Meta is evaluating the implementation of limits on AI token expenditures per engineer, as indicated by Instagram head Adam Mosseri. In a recent discussion, Mosseri projected that within the next year or two, the cost associated with AI token usage by a proficient engineer could equate to their salary or overall employment cost. This scenario would necessitate the introduction of spending caps to manage expenses effectively.
AI tokens are the computational units required to process prompts and generate responses in AI systems. The escalating costs associated with these tokens have become a significant concern for tech companies. Meta, for instance, recently discontinued an internal leaderboard that tracked AI token spending after projections indicated potential expenditures reaching billions of dollars in 2026.
Other tech giants are facing similar challenges. Uber exceeded its AI coding budget for 2026 by April, prompting a reassessment of its AI strategies. Microsoft also took measures by canceling licenses for certain AI tools, opting instead to consolidate its engineers around its proprietary Copilot CLI tool to manage costs.

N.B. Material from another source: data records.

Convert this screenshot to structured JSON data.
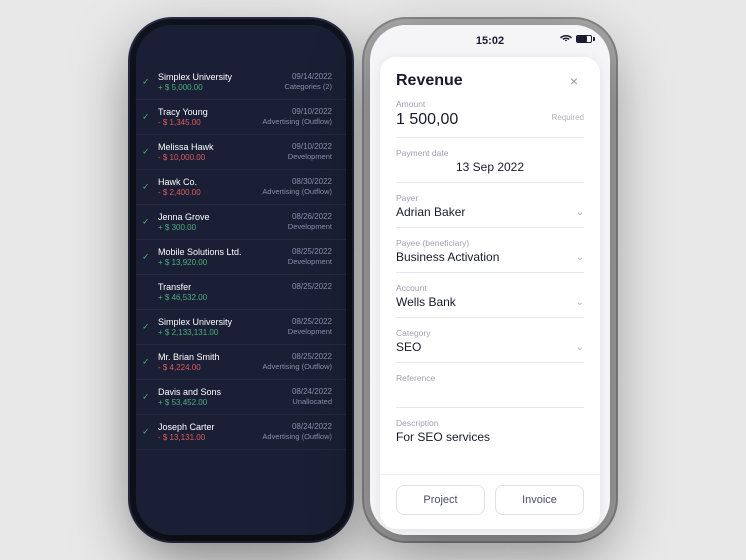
{
  "scene": {
    "bg_color": "#e0e0e4"
  },
  "left_phone": {
    "transactions": [
      {
        "name": "Simplex University",
        "amount": "+ $ 5,000.00",
        "positive": true,
        "date": "09/14/2022",
        "category": "Categories (2)",
        "checked": true
      },
      {
        "name": "Tracy Young",
        "amount": "- $ 1,345.00",
        "positive": false,
        "date": "09/10/2022",
        "category": "Advertising (Outflow)",
        "checked": true
      },
      {
        "name": "Melissa Hawk",
        "amount": "- $ 10,000.00",
        "positive": false,
        "date": "09/10/2022",
        "category": "Development",
        "checked": true
      },
      {
        "name": "Hawk Co.",
        "amount": "- $ 2,400.00",
        "positive": false,
        "date": "08/30/2022",
        "category": "Advertising (Outflow)",
        "checked": true
      },
      {
        "name": "Jenna Grove",
        "amount": "+ $ 300.00",
        "positive": true,
        "date": "08/26/2022",
        "category": "Development",
        "checked": true
      },
      {
        "name": "Mobile Solutions Ltd.",
        "amount": "+ $ 13,920.00",
        "positive": true,
        "date": "08/25/2022",
        "category": "Development",
        "checked": true
      },
      {
        "name": "Transfer",
        "amount": "+ $ 46,532.00",
        "positive": true,
        "date": "08/25/2022",
        "category": "",
        "checked": false
      },
      {
        "name": "Simplex University",
        "amount": "+ $ 2,133,131.00",
        "positive": true,
        "date": "08/25/2022",
        "category": "Development",
        "checked": true
      },
      {
        "name": "Mr. Brian Smith",
        "amount": "- $ 4,224.00",
        "positive": false,
        "date": "08/25/2022",
        "category": "Advertising (Outflow)",
        "checked": true
      },
      {
        "name": "Davis and Sons",
        "amount": "+ $ 53,452.00",
        "positive": true,
        "date": "08/24/2022",
        "category": "Unallocated",
        "checked": true
      },
      {
        "name": "Joseph Carter",
        "amount": "- $ 13,131.00",
        "positive": false,
        "date": "08/24/2022",
        "category": "Advertising (Outflow)",
        "checked": true
      }
    ]
  },
  "right_phone": {
    "status_bar": {
      "time": "15:02"
    },
    "modal": {
      "title": "Revenue",
      "close_label": "×",
      "fields": {
        "amount_label": "Amount",
        "amount_value": "1 500,00",
        "amount_required": "Required",
        "payment_date_label": "Payment date",
        "payment_date_value": "13 Sep 2022",
        "payer_label": "Payer",
        "payer_value": "Adrian Baker",
        "payee_label": "Payee (beneficiary)",
        "payee_value": "Business Activation",
        "account_label": "Account",
        "account_value": "Wells Bank",
        "category_label": "Category",
        "category_value": "SEO",
        "reference_label": "Reference",
        "reference_value": "",
        "description_label": "Description",
        "description_value": "For SEO services"
      },
      "footer": {
        "btn1": "Project",
        "btn2": "Invoice"
      }
    }
  }
}
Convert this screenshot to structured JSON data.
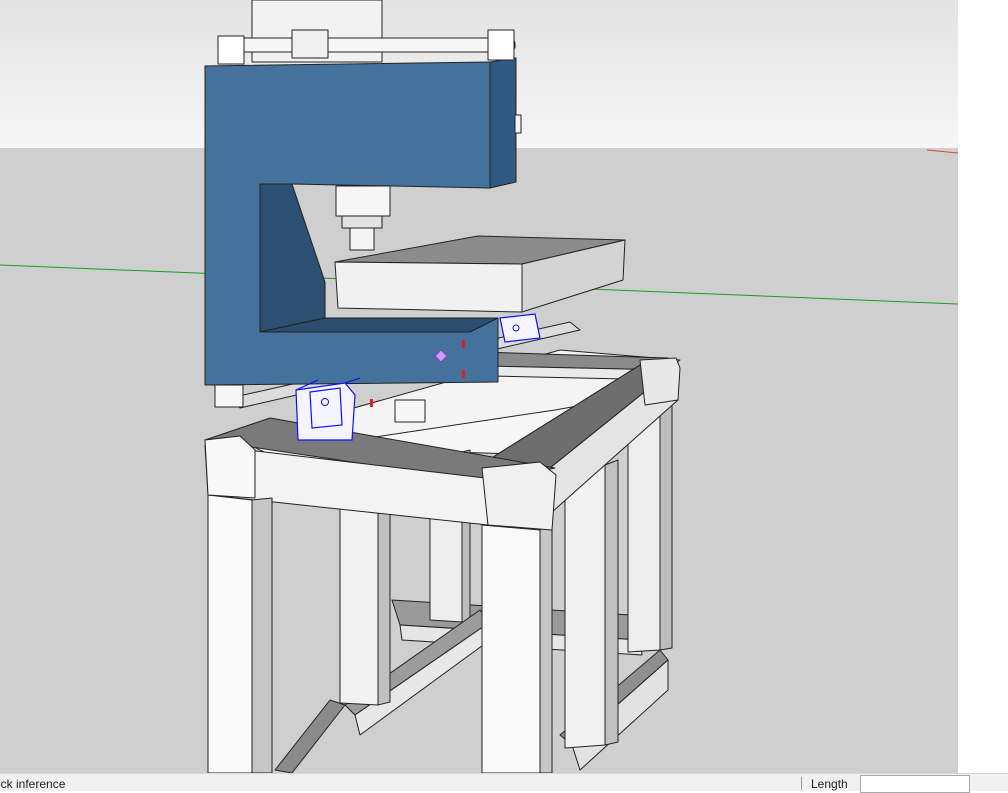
{
  "viewport": {
    "sky_color": "#ececec",
    "ground_color": "#cfcfcf",
    "green_axis_color": "#1f9a1f",
    "red_axis_color": "#e04040",
    "frame_color": "#3f6f9a",
    "selection_color": "#1010ff"
  },
  "statusbar": {
    "hint_text": "ock inference",
    "measurement_label": "Length",
    "measurement_value": ""
  }
}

Mosseri emphasized the importance of managing AI token costs akin to other business resources, such as payroll and operational expenditures. He highlighted the necessity of allocating resources judiciously across teams, considering factors like GPU and CPU capacity, storage, and RAM. Introducing token budgets would require proportional caps based on the company’s confidence in an engineer’s ability to utilize the budget effectively and generate a positive return on investment.
Currently, Meta does not impose token caps on its employees. However, Mosseri believes that implementing such measures could be beneficial in the future. He also anticipates that AI token costs will decrease over time as competition among AI model providers intensifies, leading to more attractive pricing to capture market share.

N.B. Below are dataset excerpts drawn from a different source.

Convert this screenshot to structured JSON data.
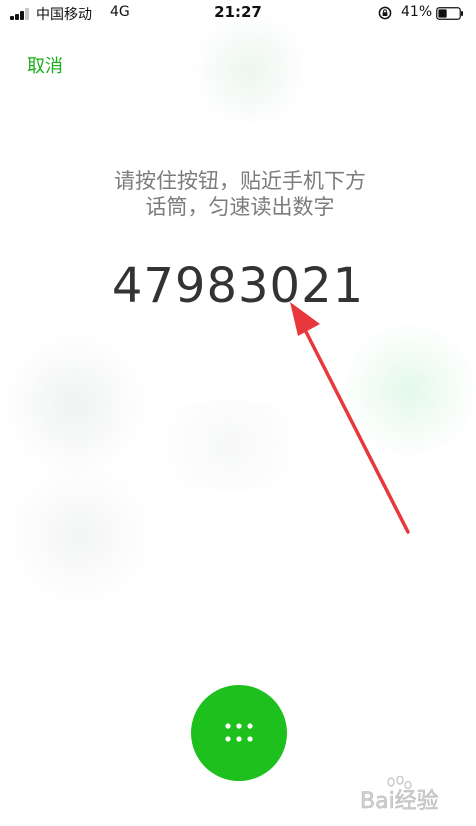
{
  "status_bar": {
    "carrier": "中国移动",
    "network": "4G",
    "time": "21:27",
    "battery_percent": "41%",
    "battery_level": 0.41,
    "signal_bars": 3,
    "icons": [
      "signal-bars-icon",
      "rotation-lock-icon",
      "battery-icon"
    ]
  },
  "nav": {
    "cancel_label": "取消"
  },
  "main": {
    "instruction_line1": "请按住按钮，贴近手机下方",
    "instruction_line2": "话筒，匀速读出数字",
    "digits": "47983021"
  },
  "record_button": {
    "icon": "keypad-dots-icon"
  },
  "watermark": {
    "text": "Bai经验",
    "icon": "baidu-paw-logo"
  },
  "colors": {
    "accent": "#1aad19",
    "button": "#1ec01e",
    "instruction_text": "#7c7c7c",
    "digits_text": "#333333",
    "arrow": "#e8383d"
  }
}
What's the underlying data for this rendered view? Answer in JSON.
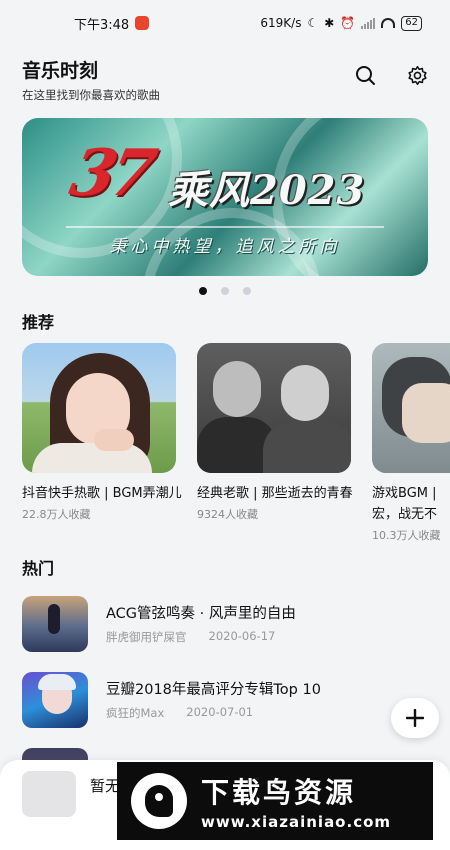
{
  "status_bar": {
    "time": "下午3:48",
    "network_speed": "619K/s",
    "battery": "62"
  },
  "header": {
    "title": "音乐时刻",
    "subtitle": "在这里找到你最喜欢的歌曲",
    "search_icon": "search-icon",
    "settings_icon": "gear-icon"
  },
  "banner": {
    "number": "37",
    "title": "乘风2023",
    "slogan": "秉心中热望，追风之所向",
    "page_count": 3,
    "active_page": 1
  },
  "recommend": {
    "title": "推荐",
    "items": [
      {
        "name": "抖音快手热歌 | BGM弄潮儿",
        "meta": "22.8万人收藏"
      },
      {
        "name": "经典老歌 | 那些逝去的青春",
        "meta": "9324人收藏"
      },
      {
        "name": "游戏BGM | 宏，战无不",
        "meta": "10.3万人收藏"
      }
    ]
  },
  "hot": {
    "title": "热门",
    "items": [
      {
        "title": "ACG管弦鸣奏 · 风声里的自由",
        "author": "胖虎御用铲屎官",
        "date": "2020-06-17"
      },
      {
        "title": "豆瓣2018年最高评分专辑Top 10",
        "author": "疯狂的Max",
        "date": "2020-07-01"
      }
    ]
  },
  "fab": {
    "label": "+"
  },
  "player": {
    "text": "暂无"
  },
  "watermark": {
    "main": "下载鸟资源",
    "url": "www.xiazainiao.com"
  }
}
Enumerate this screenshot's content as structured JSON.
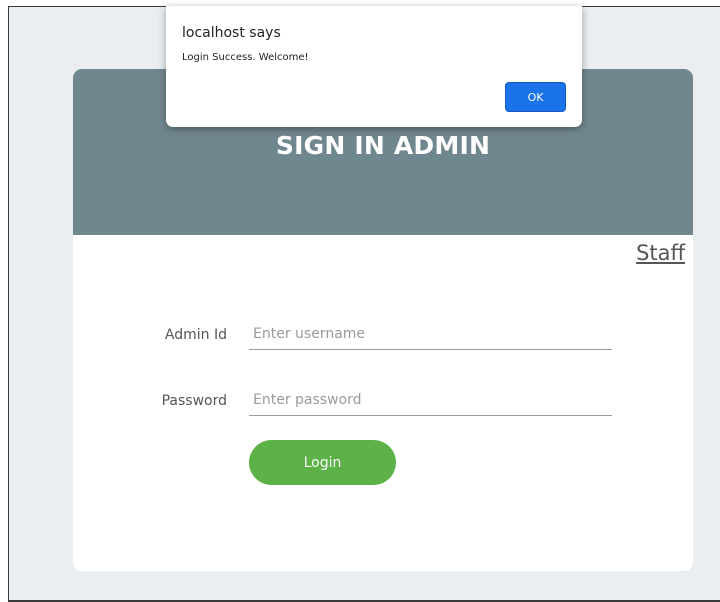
{
  "dialog": {
    "title": "localhost says",
    "message": "Login Success. Welcome!",
    "ok_label": "OK"
  },
  "card": {
    "title": "SIGN IN ADMIN",
    "staff_link": "Staff"
  },
  "form": {
    "admin_id_label": "Admin Id",
    "admin_id_placeholder": "Enter username",
    "admin_id_value": "",
    "password_label": "Password",
    "password_placeholder": "Enter password",
    "password_value": "",
    "login_label": "Login"
  },
  "colors": {
    "header_bg": "#71878f",
    "login_button": "#5cb147",
    "dialog_ok_button": "#1a73e8",
    "page_bg": "#eaeef0"
  }
}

To address immediate concerns, Meta has taken steps to curtail unnecessary token expenditures by eliminating non-essential activities, such as the aforementioned token spend leaderboard. Mosseri noted that it’s relatively easy to create systems that consume tokens without adding significant value, underscoring the need for strategic management of AI resources.
As AI technologies continue to evolve and integrate into various business operations, companies must balance innovation with cost management. Establishing clear guidelines and budgets for AI token usage will be crucial in ensuring sustainable growth and maximizing the return on investment in AI initiatives.